If it is pushed through an ordinance, then India’s Prime Minister Narendra Damodardas Modi would take full responsibility himself for this far reaching decision.

It may also be open to a legal challenge on the grounds of proportionality which the Indian government may lose again, but this time to the embarrassment of Modi himself.

So they may have no choice but to go through parliament. However doing so at any time when India’s reputation is at stake, including its standing as a tolerant democracy that is open to innovation, would be quite challenging. Doing so while farmers are on the streets, may risk a far bigger debate, including just who is Modi’s government serving?

Certainly not the people if they deny them the choice to hold digital gold, especially when India’s inflation is down to 4%. Thus there would be no argument of substance on monetary policy grounds because cryptos in India are still far too small and generally are not used for payment but for investment, like in gold or in the stock market.

Such decision instead would lower economic dynamism because a fast growing and highly innovative space would be oppressed without sound grounds or arguments.

Quite a few would also notice that India following China’s approach on bitcoin instead of the west would be a peculiar choice especially when there’s speculation regarding their commitment to the Quad.

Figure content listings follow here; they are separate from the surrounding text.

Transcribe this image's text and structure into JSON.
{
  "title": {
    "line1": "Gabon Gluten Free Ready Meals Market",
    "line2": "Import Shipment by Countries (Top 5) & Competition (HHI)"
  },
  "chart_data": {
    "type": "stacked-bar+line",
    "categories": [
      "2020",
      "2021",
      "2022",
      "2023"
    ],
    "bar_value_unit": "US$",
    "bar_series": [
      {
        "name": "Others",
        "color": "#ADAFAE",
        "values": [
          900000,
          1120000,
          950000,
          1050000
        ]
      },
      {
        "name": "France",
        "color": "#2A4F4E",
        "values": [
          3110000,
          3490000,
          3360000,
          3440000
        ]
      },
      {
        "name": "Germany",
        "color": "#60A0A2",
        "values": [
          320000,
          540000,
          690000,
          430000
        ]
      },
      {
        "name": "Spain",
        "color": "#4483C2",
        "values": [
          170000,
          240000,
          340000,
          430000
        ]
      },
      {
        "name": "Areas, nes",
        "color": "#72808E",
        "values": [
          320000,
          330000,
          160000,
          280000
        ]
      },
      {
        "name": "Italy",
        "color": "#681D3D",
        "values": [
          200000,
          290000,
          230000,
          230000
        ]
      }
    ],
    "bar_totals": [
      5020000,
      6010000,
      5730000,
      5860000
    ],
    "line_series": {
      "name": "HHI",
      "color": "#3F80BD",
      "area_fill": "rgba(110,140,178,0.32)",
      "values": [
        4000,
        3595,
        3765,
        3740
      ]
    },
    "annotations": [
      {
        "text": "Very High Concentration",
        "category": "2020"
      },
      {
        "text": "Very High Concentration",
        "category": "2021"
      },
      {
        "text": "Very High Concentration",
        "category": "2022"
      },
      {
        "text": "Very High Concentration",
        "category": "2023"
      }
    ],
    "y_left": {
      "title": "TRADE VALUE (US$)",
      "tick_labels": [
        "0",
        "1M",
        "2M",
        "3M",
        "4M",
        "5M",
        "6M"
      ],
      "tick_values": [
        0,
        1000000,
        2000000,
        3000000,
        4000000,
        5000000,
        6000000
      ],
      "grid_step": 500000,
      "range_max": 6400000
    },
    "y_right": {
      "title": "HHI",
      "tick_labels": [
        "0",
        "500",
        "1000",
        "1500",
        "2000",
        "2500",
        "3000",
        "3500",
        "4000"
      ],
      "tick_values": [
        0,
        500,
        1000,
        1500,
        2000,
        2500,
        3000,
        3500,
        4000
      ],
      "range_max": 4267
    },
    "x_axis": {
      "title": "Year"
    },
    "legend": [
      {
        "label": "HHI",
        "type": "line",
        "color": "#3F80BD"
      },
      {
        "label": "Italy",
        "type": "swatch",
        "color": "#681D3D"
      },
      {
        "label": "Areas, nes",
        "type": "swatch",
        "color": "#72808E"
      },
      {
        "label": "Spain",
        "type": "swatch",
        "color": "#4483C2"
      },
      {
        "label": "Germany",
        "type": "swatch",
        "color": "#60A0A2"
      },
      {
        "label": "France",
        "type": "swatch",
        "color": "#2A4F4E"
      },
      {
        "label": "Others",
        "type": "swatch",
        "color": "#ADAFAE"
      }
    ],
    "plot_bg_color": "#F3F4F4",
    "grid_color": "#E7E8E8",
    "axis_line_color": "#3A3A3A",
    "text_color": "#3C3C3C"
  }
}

Modi and his advisors therefore need to very carefully consider this most drastic act, not least because there clearly appears to be a political battle going on within the Indian government, hence we’re hearing all these different reports from criminal possession to regulation.

The latter is the approach of every free democracy, and therefore the Indian government would need to clearly explain to its people why they would follow the approach of an authoritarian government which they were fighting until recently in the mountains.

Not that they can successfully ban bitcoin. As the recent arrest of some Chinese citizens shows, bitcoin has a way of getting around censorship.

All they would do is isolate India from potential legitimate investors who may well put it in the same box as authoritarian China due to taking the same approach on economic freedoms.

Something that would be ironic because the government that calls these farmers as anti-India may be seen by some as itself being anti-India if it takes the dictatorial step of denying the people the right to hold digital gold.